杉並公園には人の一人もいなかった。都市から離れたベッドタウンの片隅にぽつんと存在する小さな公園の夜十時に立ち入る僕たちのほうが間違いなくイレギュラーだった。
薄明かりを頼りに、僕たちは狭いベンチに座った。僕の左に、ユリ。僕の右に、リカ。二人の見た目は、初めて見たあの日から今日まで、ずっと変わらず同一だった。つやつやした綺麗な前髪が、同じ赤色のリボンでまとめられている。今日もまた、その姿は不可思議で、美しかった。
「あ、あのさ、ナユ」
地面を見つめていたリカがおもむろに言葉を発した。どこか声が震えていた。
「話が、あるんだ」
「いいけど、大丈夫? リカ」
「お、おう。あ、星! 星が綺麗に見えるぞ!」
「星?」
夜空を見上げると、確かに普段見えないような小さな星まで点々と光っている。それほどまでに冬の空気は冷たく澄みわたっていた。
「確かに星は綺麗だけど……」
「そうだろ! うん、良かった、良かった」
「良くないでしょ、リカちゃん!」
左側から声が飛んだ。
「そんな漫画みたいな緊張しないでよ。ほら、言いたいこと、あるんだよね。今しかないよ。今ここで、きちんと伝えようよ」
「……そうだな。確かに、そうだ」
そう呟くと、リカの顔つきが変わった。浮ついたような雰囲気が消えていた。「よしっ!」と頬を両手でパンと叩いて、僕のほうに向き直った。この場所に来てから、初めてまっすぐ僕の瞳を見つめた。

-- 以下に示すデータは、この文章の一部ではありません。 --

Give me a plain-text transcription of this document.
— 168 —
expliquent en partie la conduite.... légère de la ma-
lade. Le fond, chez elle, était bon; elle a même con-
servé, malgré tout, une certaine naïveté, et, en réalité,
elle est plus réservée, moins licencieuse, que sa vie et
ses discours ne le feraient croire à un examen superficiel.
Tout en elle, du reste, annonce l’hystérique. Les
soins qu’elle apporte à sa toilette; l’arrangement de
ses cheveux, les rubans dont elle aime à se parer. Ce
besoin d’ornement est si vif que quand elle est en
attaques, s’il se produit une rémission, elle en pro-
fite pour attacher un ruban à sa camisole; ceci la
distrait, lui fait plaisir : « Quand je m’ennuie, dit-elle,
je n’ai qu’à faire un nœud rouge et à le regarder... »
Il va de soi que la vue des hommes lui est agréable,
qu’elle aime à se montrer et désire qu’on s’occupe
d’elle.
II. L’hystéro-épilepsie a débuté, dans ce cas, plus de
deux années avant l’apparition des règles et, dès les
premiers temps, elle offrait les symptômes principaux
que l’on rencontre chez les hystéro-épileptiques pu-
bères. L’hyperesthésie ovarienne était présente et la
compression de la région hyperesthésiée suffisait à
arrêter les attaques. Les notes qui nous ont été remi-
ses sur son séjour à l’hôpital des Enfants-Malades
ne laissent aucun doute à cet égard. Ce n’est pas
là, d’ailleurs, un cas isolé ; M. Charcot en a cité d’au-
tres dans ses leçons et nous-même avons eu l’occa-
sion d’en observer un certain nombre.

「ナユ。わかんねぇけどさ、俺、たぶん、これを言うために生まれてきたような気がする」
彼女はこれ以上ないほどに真剣な瞳をしていた。どこか泣いているようにすら見えた。次に彼女が何を言うのか、僕には想像がついていた。百合香のその言葉にどう答えるかは、もうずいぶん前に決めてあった。
「ナユ。俺、ナユのことが好きだ」
「僕も、百合香と最後まで一緒にいたいよ」
「好きとは言ってくれねえんだな」
「だってまだ『好き』ってどういうことなのか、よくわからないから。でもそれは、百合香と一緒に生きながら、少しずつ理解していけばいいと思うんだ」
「ちっ、格好つけやがって」
リカは口を尖らせて僕を睨んだ。そして、ふふっと笑って僕の頬をぺちんと軽く叩いた。
その時、
「あっ、雪!」
唐突にユリが叫んだ。僕とリカはそろって空を見上げる。
「わっ、本当だ。雲一つない星空なのに……」
「すげえ、こんな素敵なことってあるか!?」
思わず、といったようにリカは立ち上がった。前に一、二、三歩進んでもう一度夜空を仰ぎ、両手を広げながらその場をくるくると回転した。そしてぴたっと僕の方を向いて、これまで見たどの百合香よりも最高の笑顔で「那由多ー!」と僕を呼んだ。
「俺、今めちゃくちゃ幸せだよ!」
次の瞬間さっと風が吹いて、もうそこにリカはいなかった。僕は思わず駆け寄った。つい一瞬前まで彼女がいたはずのそこには、ただ闇が浮かぶだけだった。振り返ると百合香が立ち上がっていた。長い前髪が風に揺られて左になびいていた。
「百合香、わかってたの?」
「……何となくね。でも、いなくなったんじゃないよ。リカだって、百合香だもの」
「うん……そうだね。ごめん」
僕だってそれは理解しているつもりだった。ユリも、リカも、たった一人しかいない僕の大切な幼なじみだ。わかってる。わかってるんだよ。それでも、胸の奥からにじみ出す、ふわっとした形の悲しみを僕は止められなかった。止めようとも思わなかった。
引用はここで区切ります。